0,5% dos brasileiros concentram quase 45% do PIB

Estudo analisa tributação, desigualdade e concentração de renda e patrimônio

Contraste entre a favela de Paraisópolis e o bairro do Morumbi, em São Paulo. (Foto: Tuca Vieira / Oxfam Brasil)

Brasil tem um dos mais injustos sistemas tributários do mundo e uma das mais altas desigualdades socioeconômicas entre todos os países, onde os mais ricos pagam proporcionalmente menos impostos do que os mais pobres, criando uma das maiores concentrações de renda e patrimônio do planeta. Essa relação direta entre tributação injusta e desigualdade e concentração de renda e patrimônio é investigada pelo pesquisador Evilásio Salvador no estudo Perfil da Desigualdade e da Injustiça Tributária, produzido pelo Instituto de Estudos Socioeconômicos (Inesc) com apoio da Oxfam Brasil, Christian Aid e Pão Para o Mundo.

Foram considerados os quesitos de sexo, rendimentos em salário mínimo e Unidades da Federação. O texto busca identificar o efeito concentrador de renda e riqueza, a partir das informações sobre os rendimentos e de bens e direitos informados à Receita Federal pelos declarantes de IR no período de 2008 a 2014, referentes às informações dos anos-calendário de 2007 a 2013.

Os dados da Receita Federal analisados para o estudo revelam, por exemplo, que do total de R$ 5,8 trilhões de patrimônio informados ao Fisco em 2013 (não se considera aqui a sonegação), 41,56% pertenciam a apenas 726.725 pessoas, com rendimentos acima de 40 salários mínimos. Isto é, 0,36% da população brasileira detém um patrimônio equivalente a 45,54% do PIB do Brasil e com baixíssima tributação. Considera-se, ainda, que essa concentração de renda e patrimônio está praticamente em cinco estados da federação: São Paulo, Rio de Janeiro, Minas Gerais, Rio Grande do Sul e Paraná, agravando ainda mais as desigualdades regionais do país.

O estudo aponta ainda que os contribuintes com rendas acima de 40 salários mínimos representam apenas 2,74% dos declarantes de IR, mas se apropriaram de 30,37% do montante dos rendimentos informados à Receita Federal em 2013. Além disso, dos R$ 623,17 bilhões de rendimentos isentos de Imposto de Renda em 2013, R$ 287,29 bilhões eram de lucros e dividendos recebidos pelos acionistas – se submetidos à alíquota máxima da atual tabela progressiva do Imposto de Renda (27,5%), esses recursos gerariam uma arrecadação tributária extra de R$ 79 bilhões ao Brasil.

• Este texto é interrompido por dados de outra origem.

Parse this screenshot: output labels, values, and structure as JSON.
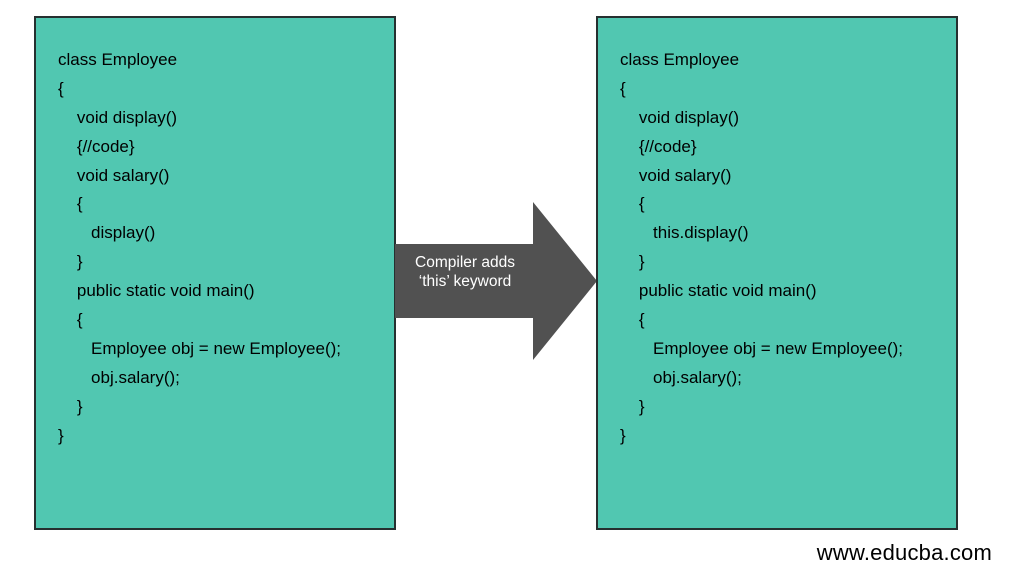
{
  "left_box": {
    "lines": [
      "class Employee",
      "{",
      "    void display()",
      "    {//code}",
      "    void salary()",
      "    {",
      "       display()",
      "    }",
      "    public static void main()",
      "    {",
      "       Employee obj = new Employee();",
      "       obj.salary();",
      "    }",
      "}"
    ]
  },
  "right_box": {
    "lines": [
      "class Employee",
      "{",
      "    void display()",
      "    {//code}",
      "    void salary()",
      "    {",
      "       this.display()",
      "    }",
      "    public static void main()",
      "    {",
      "       Employee obj = new Employee();",
      "       obj.salary();",
      "    }",
      "}"
    ]
  },
  "arrow": {
    "label_line1": "Compiler adds",
    "label_line2": "‘this’ keyword",
    "fill": "#515151"
  },
  "colors": {
    "box_bg": "#51c7b1",
    "box_border": "#263030"
  },
  "attribution": "www.educba.com"
}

As informações tornadas públicas pela Receita Federal, a partir da disponibilização da base de dados “Grandes Números das Declarações do Imposto de Renda das Pessoas Físicas”, contribuem para uma maior transparência sobre a questão tributária no país, que a tempo ocupa lugar na agenda pública das propostas de reformas. Os dados ampliaram um novo olhar sobre a desigualdade social no Brasil e reforçam ainda mais a injustiça tributária no país, pois mesmo o Imposto de Renda, que deveria ser o fiador de um sistema tributário mais justo, acaba contribuindo para maior concentração de renda e riqueza em nosso país.

Baixe aqui o estudo completo (arquivo PDF).

Os dados da Receita Federal são fartos para revelar uma casta de privilegiados no país, com elevados rendimentos e riquezas que não são tributados adequadamente e, muitas vezes, sequer sofrem qualquer incidência de Imposto de Renda.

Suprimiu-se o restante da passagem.